The schools, she said, are critical in cultivating good study habits and critical thinking skills. But Bennett said she'd like to see more opportunities for one-on-one mentorship with young professionals who graduated from PCHS and have returned to the community. As a community, Bennett said she would like to see Pocahontas County set higher expectations for its youth.

"What I see from when I graduated, to when my children graduated, is that kids in Pocahontas County often do not realize what they are capable of," she said. "Yes, you are smart enough to be a dentist. You are smart enough to be whatever it is you want to be. Sometimes you need to improve your study skills, but I think we underestimate our kids by not having high enough expectations."

In addition to education and recruitment, Bennett feels there is a third component to growing the local healthcare community: making it possible for a woman to deliver a baby in Pocahontas County.

In West Virginia, Bennett explains, a physician assistant can enroll in a Masters of Midwifery program and become a midwife, without being a nurse first.

"In a low-volume area like this, you need workers who can cross-train and do more than one thing," Bennett said.

But how does delivering babies in Pocahontas County, versus Lewisburg, build up the healthcare community here? According to Bennett, some important decisions are made immediately after a child's birth.

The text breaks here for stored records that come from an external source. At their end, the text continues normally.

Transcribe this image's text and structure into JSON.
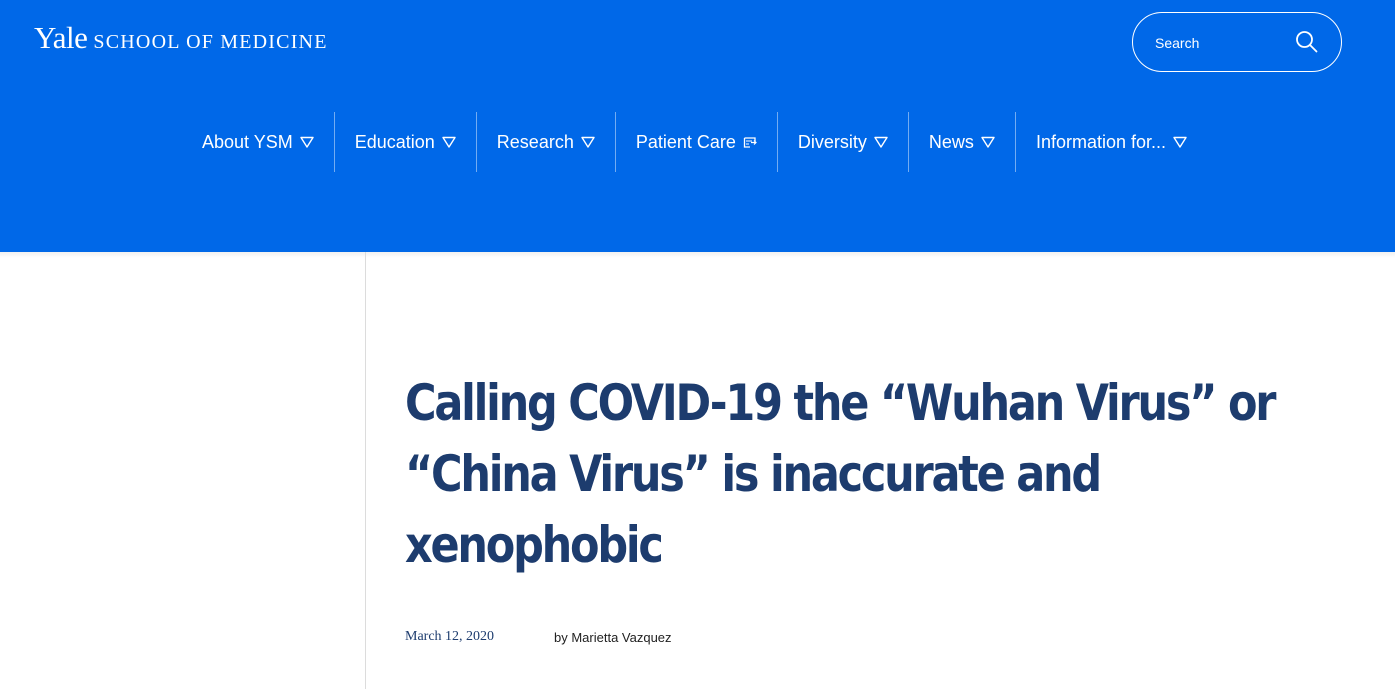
{
  "header": {
    "logo": {
      "yale": "Yale",
      "school": "SCHOOL OF MEDICINE"
    },
    "search": {
      "placeholder": "Search",
      "icon": "search-icon"
    },
    "background_color": "#0068e8",
    "nav": [
      {
        "label": "About YSM",
        "icon": "triangle-down-icon"
      },
      {
        "label": "Education",
        "icon": "triangle-down-icon"
      },
      {
        "label": "Research",
        "icon": "triangle-down-icon"
      },
      {
        "label": "Patient Care",
        "icon": "external-link-icon"
      },
      {
        "label": "Diversity",
        "icon": "triangle-down-icon"
      },
      {
        "label": "News",
        "icon": "triangle-down-icon"
      },
      {
        "label": "Information for...",
        "icon": "triangle-down-icon"
      }
    ]
  },
  "article": {
    "title_lines": [
      "Calling COVID-19 the “Wuhan Virus” or",
      "“China Virus” is inaccurate and",
      "xenophobic"
    ],
    "date": "March 12, 2020",
    "author": "by Marietta Vazquez",
    "title_color": "#1d3c6e"
  }
}
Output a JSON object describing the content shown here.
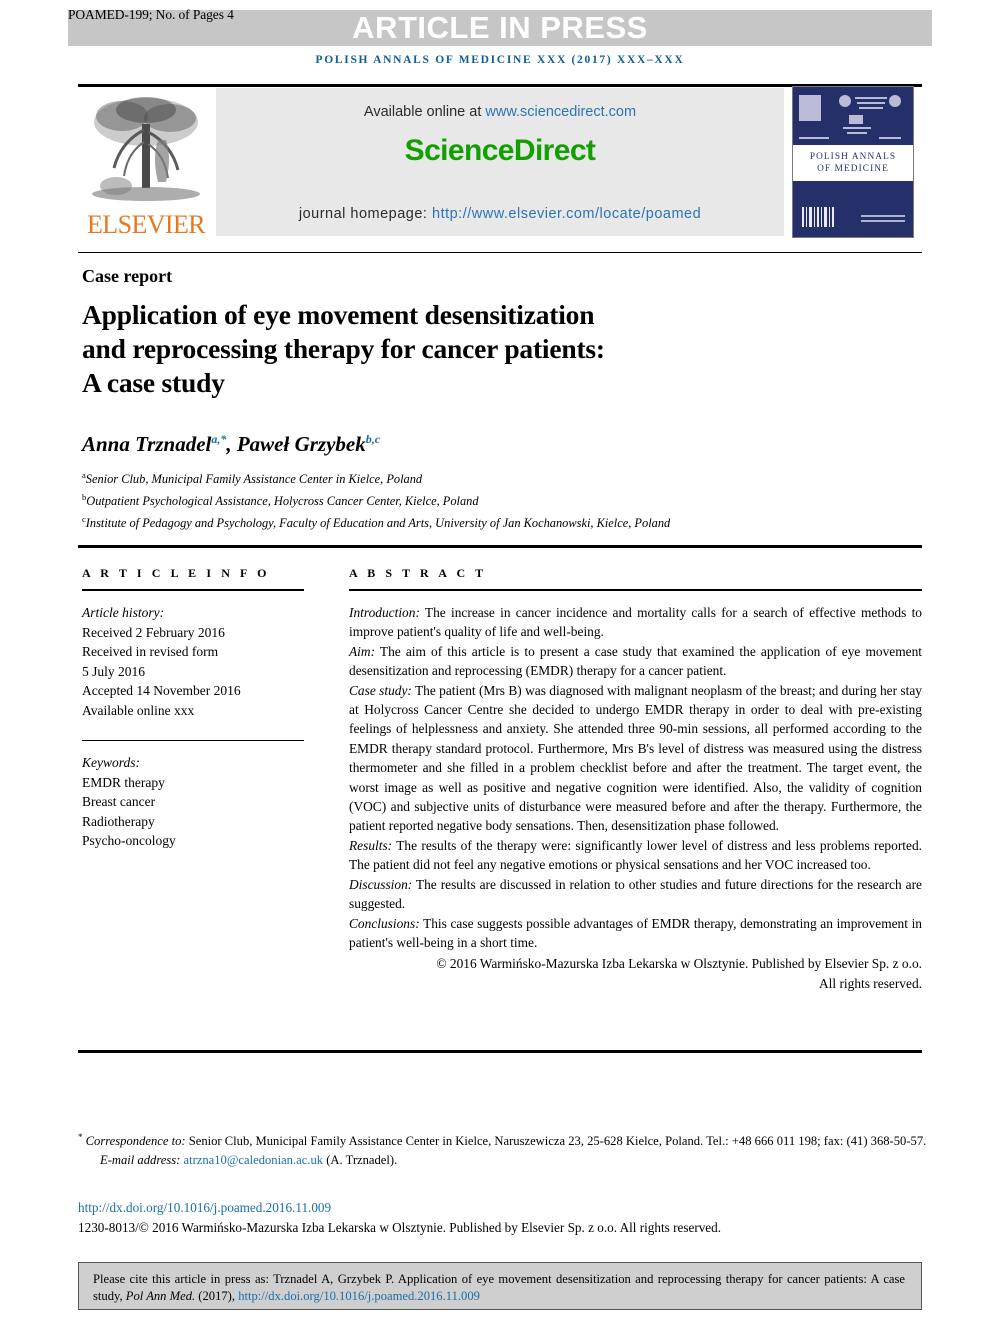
{
  "banner": {
    "runhead": "POAMED-199; No. of Pages 4",
    "title": "ARTICLE IN PRESS",
    "bg_color": "#c6c6c6",
    "text_color": "#ffffff"
  },
  "journal_line": {
    "text": "POLISH ANNALS OF MEDICINE XXX (2017) XXX–XXX",
    "color": "#10608f"
  },
  "masthead": {
    "elsevier_wordmark": "ELSEVIER",
    "elsevier_color": "#e87722",
    "available_prefix": "Available online at ",
    "available_url": "www.sciencedirect.com",
    "sciencedirect_brand": "ScienceDirect",
    "sciencedirect_color": "#11a000",
    "homepage_label": "journal homepage: ",
    "homepage_url": "http://www.elsevier.com/locate/poamed",
    "link_color": "#2d73b5",
    "cover_title_line1": "POLISH ANNALS",
    "cover_title_line2": "OF MEDICINE",
    "cover_bg_color": "#25306b"
  },
  "article": {
    "type": "Case report",
    "title_line1": "Application of eye movement desensitization",
    "title_line2": "and reprocessing therapy for cancer patients:",
    "title_line3": "A case study",
    "authors": [
      {
        "name": "Anna Trznadel",
        "sup": "a,*"
      },
      {
        "name": "Paweł Grzybek",
        "sup": "b,c"
      }
    ],
    "author_sup_color": "#1a6fa8",
    "affiliations": [
      {
        "marker": "a",
        "text": "Senior Club, Municipal Family Assistance Center in Kielce, Poland"
      },
      {
        "marker": "b",
        "text": "Outpatient Psychological Assistance, Holycross Cancer Center, Kielce, Poland"
      },
      {
        "marker": "c",
        "text": "Institute of Pedagogy and Psychology, Faculty of Education and Arts, University of Jan Kochanowski, Kielce, Poland"
      }
    ]
  },
  "info": {
    "heading": "A R T I C L E   I N F O",
    "history_label": "Article history:",
    "history": [
      "Received 2 February 2016",
      "Received in revised form",
      "5 July 2016",
      "Accepted 14 November 2016",
      "Available online xxx"
    ],
    "keywords_label": "Keywords:",
    "keywords": [
      "EMDR therapy",
      "Breast cancer",
      "Radiotherapy",
      "Psycho-oncology"
    ]
  },
  "abstract": {
    "heading": "A B S T R A C T",
    "sections": [
      {
        "label": "Introduction:",
        "text": " The increase in cancer incidence and mortality calls for a search of effective methods to improve patient's quality of life and well-being."
      },
      {
        "label": "Aim:",
        "text": " The aim of this article is to present a case study that examined the application of eye movement desensitization and reprocessing (EMDR) therapy for a cancer patient."
      },
      {
        "label": "Case study:",
        "text": " The patient (Mrs B) was diagnosed with malignant neoplasm of the breast; and during her stay at Holycross Cancer Centre she decided to undergo EMDR therapy in order to deal with pre-existing feelings of helplessness and anxiety. She attended three 90-min sessions, all performed according to the EMDR therapy standard protocol. Furthermore, Mrs B's level of distress was measured using the distress thermometer and she filled in a problem checklist before and after the treatment. The target event, the worst image as well as positive and negative cognition were identified. Also, the validity of cognition (VOC) and subjective units of disturbance were measured before and after the therapy. Furthermore, the patient reported negative body sensations. Then, desensitization phase followed."
      },
      {
        "label": "Results:",
        "text": " The results of the therapy were: significantly lower level of distress and less problems reported. The patient did not feel any negative emotions or physical sensations and her VOC increased too."
      },
      {
        "label": "Discussion:",
        "text": " The results are discussed in relation to other studies and future directions for the research are suggested."
      },
      {
        "label": "Conclusions:",
        "text": " This case suggests possible advantages of EMDR therapy, demonstrating an improvement in patient's well-being in a short time."
      }
    ],
    "copyright_line1": "© 2016 Warmińsko-Mazurska Izba Lekarska w Olsztynie. Published by Elsevier Sp. z o.o.",
    "copyright_line2": "All rights reserved."
  },
  "footer": {
    "correspondence_label": "Correspondence to:",
    "correspondence_text": " Senior Club, Municipal Family Assistance Center in Kielce, Naruszewicza 23, 25-628 Kielce, Poland. Tel.: +48 666 011 198; fax: (41) 368-50-57.",
    "email_label": "E-mail address: ",
    "email": "atrzna10@caledonian.ac.uk",
    "email_attrib": " (A. Trznadel).",
    "doi_url": "http://dx.doi.org/10.1016/j.poamed.2016.11.009",
    "issn_line": "1230-8013/© 2016 Warmińsko-Mazurska Izba Lekarska w Olsztynie. Published by Elsevier Sp. z o.o. All rights reserved.",
    "link_color": "#1a6fa8"
  },
  "cite_box": {
    "text_before": "Please cite this article in press as: Trznadel  A, Grzybek  P. Application of eye movement desensitization and reprocessing therapy for cancer patients: A case study, ",
    "journal_italic": "Pol Ann Med.",
    "text_middle": " (2017), ",
    "link": "http://dx.doi.org/10.1016/j.poamed.2016.11.009",
    "bg_color": "#cfcfcf"
  }
}
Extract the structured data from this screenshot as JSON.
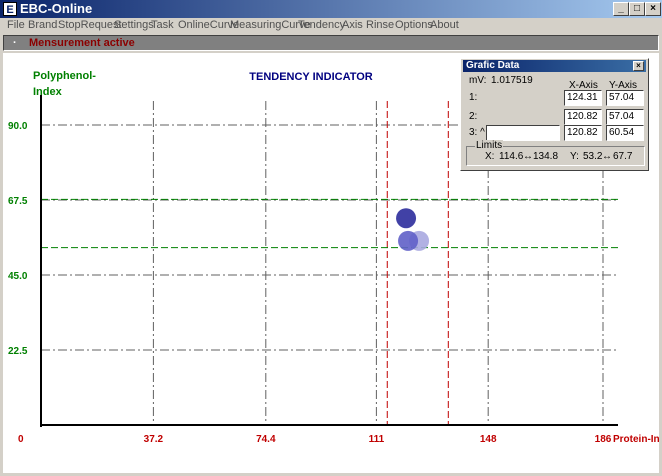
{
  "window": {
    "title": "EBC-Online",
    "icon": "ebc-app-icon",
    "icon_text": "E"
  },
  "window_buttons": {
    "minimize": "_",
    "maximize": "□",
    "close": "×"
  },
  "menu": [
    "File",
    "Brand",
    "StopRequest",
    "Settings",
    "Task",
    "OnlineCurve",
    "MeasuringCurve",
    "Tendency",
    "Axis",
    "Rinse",
    "Options",
    "About"
  ],
  "status": {
    "bullet": "·",
    "text": "Mensurement active"
  },
  "chart_data": {
    "type": "scatter",
    "title": "TENDENCY INDICATOR",
    "ylabel": [
      "Polyphenol-",
      "Index"
    ],
    "xlabel": "Protein-Index",
    "xlim": [
      0,
      186
    ],
    "ylim": [
      0,
      90
    ],
    "origin_label": "0",
    "x_ticks": [
      37.2,
      74.4,
      111,
      148,
      186
    ],
    "x_tick_labels": [
      "37.2",
      "74.4",
      "111",
      "148",
      "186"
    ],
    "y_ticks": [
      22.5,
      45.0,
      67.5,
      90.0
    ],
    "y_tick_labels": [
      "22.5",
      "45.0",
      "67.5",
      "90.0"
    ],
    "grid": true,
    "limits": {
      "x": [
        114.6,
        134.8
      ],
      "y": [
        53.2,
        67.7
      ]
    },
    "points": [
      {
        "x": 120.82,
        "y": 57.04,
        "color": "#a8a8e0"
      },
      {
        "x": 120.82,
        "y": 57.04,
        "color": "#6060c8"
      },
      {
        "x": 120.82,
        "y": 60.54,
        "color": "#2c2c9c"
      }
    ],
    "colors": {
      "axis_labels": "#008000",
      "x_ticks": "#c00000",
      "title": "#000080",
      "y_limits": "#008000",
      "x_limits": "#c00000",
      "grid": "#606060"
    }
  },
  "grafic_panel": {
    "title": "Grafic Data",
    "close": "×",
    "mv_label": "mV:",
    "mv_value": "1.017519",
    "x_axis_label": "X-Axis",
    "y_axis_label": "Y-Axis",
    "rows": [
      {
        "label": "1:",
        "x": "124.31",
        "y": "57.04"
      },
      {
        "label": "2:",
        "x": "120.82",
        "y": "57.04"
      },
      {
        "label": "3: ^",
        "x": "120.82",
        "y": "60.54"
      }
    ],
    "limits_label": "Limits",
    "limits_x_label": "X:",
    "limits_x_min": "114.6",
    "limits_x_max": "134.8",
    "limits_y_label": "Y:",
    "limits_y_min": "53.2",
    "limits_y_max": "67.7",
    "arrow": "↔"
  }
}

"When a woman goes to Greenbrier Valley to have a baby, the nurse doesn't ask, 'What family practice doctor in Pocahontas County are you going to take your baby to?" Bennett said. "They ask, which of our pediatricians would you like to schedule your child to see?'"

From a purely economic standpoint, Bennett said, this question contributes to the outflow of money from Pocahontas County.

"It's not just that we lost the healthcare dollars from that birth and all the shopping dollars from all the times they went to Lewisburg for their prenatal care," said Bennett. "Now we've lost the healthcare dollars from that child, who goes to Lewisburg to see the pediatrician, when we have family practice people here in this county, well-trained to take care of pediatrics."

"Yes, there's a limit to what any of us should do before we transfer them on," Bennett added, "but well-child visits and taking care of a new baby? We can do that in Pocahontas County."